Publisher: Duke University Press
ISBN: 0822392704
Category : Music
Languages : en
Pages : 386
Book Description
In Segregating Sound, Karl Hagstrom Miller argues that the categories that we have inherited to think and talk about southern music bear little relation to the ways that southerners long played and heard music. Focusing on the late nineteenth century and the early twentieth, Miller chronicles how southern music—a fluid complex of sounds and styles in practice—was reduced to a series of distinct genres linked to particular racial and ethnic identities. The blues were African American. Rural white southerners played country music. By the 1920s, these depictions were touted in folk song collections and the catalogs of “race” and “hillbilly” records produced by the phonograph industry. Such links among race, region, and music were new. Black and white artists alike had played not only blues, ballads, ragtime, and string band music, but also nationally popular sentimental ballads, minstrel songs, Tin Pan Alley tunes, and Broadway hits. In a cultural history filled with musicians, listeners, scholars, and business people, Miller describes how folklore studies and the music industry helped to create a “musical color line,” a cultural parallel to the physical color line that came to define the Jim Crow South.

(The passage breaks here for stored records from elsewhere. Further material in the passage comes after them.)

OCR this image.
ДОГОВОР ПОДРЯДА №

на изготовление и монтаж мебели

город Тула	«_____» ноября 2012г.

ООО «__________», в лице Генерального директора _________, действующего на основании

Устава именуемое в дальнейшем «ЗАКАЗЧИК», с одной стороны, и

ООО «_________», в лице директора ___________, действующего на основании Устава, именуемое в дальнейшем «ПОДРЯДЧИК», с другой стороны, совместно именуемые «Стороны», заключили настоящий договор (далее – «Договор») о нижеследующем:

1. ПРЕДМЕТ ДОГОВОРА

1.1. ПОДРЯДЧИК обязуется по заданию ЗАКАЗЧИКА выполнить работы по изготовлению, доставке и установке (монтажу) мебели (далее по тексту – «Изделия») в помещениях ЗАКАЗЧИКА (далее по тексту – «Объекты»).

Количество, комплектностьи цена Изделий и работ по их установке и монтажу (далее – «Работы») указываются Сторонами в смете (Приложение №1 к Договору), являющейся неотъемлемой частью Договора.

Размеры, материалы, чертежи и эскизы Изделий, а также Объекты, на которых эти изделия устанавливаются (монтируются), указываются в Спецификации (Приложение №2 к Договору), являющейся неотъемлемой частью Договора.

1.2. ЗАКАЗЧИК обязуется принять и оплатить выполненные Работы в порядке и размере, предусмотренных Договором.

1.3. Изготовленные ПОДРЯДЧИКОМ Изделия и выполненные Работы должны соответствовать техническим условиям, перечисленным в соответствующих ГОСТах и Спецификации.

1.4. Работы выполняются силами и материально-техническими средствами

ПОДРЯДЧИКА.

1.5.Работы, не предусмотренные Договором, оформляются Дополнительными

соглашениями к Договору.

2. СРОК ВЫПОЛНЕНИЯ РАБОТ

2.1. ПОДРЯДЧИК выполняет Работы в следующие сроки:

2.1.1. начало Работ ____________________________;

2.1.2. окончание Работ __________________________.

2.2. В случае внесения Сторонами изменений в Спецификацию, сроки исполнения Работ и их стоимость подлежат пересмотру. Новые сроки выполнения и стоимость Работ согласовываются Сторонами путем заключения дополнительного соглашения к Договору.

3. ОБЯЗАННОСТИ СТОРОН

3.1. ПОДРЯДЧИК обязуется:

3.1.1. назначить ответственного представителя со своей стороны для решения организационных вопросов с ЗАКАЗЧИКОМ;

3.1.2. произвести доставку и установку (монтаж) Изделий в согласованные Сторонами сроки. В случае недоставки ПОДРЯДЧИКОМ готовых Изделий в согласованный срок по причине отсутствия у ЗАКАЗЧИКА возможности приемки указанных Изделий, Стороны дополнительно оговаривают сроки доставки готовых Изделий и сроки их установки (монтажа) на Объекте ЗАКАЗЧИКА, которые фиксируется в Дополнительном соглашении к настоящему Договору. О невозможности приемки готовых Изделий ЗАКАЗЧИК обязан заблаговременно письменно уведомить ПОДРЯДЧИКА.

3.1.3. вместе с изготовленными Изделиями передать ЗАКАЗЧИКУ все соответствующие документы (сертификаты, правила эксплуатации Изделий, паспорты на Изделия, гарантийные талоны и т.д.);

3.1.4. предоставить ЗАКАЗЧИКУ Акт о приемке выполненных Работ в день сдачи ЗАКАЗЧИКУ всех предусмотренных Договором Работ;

Segregated sound emerged slowly through the interactions of southern and northern musicians, record companies that sought to penetrate new markets across the South and the globe, and academic folklorists who attempted to tap southern music for evidence about the history of human civilization. Contending that people’s musical worlds were defined less by who they were than by the music that they heard, Miller challenges assumptions about the relation of race, music, and the market.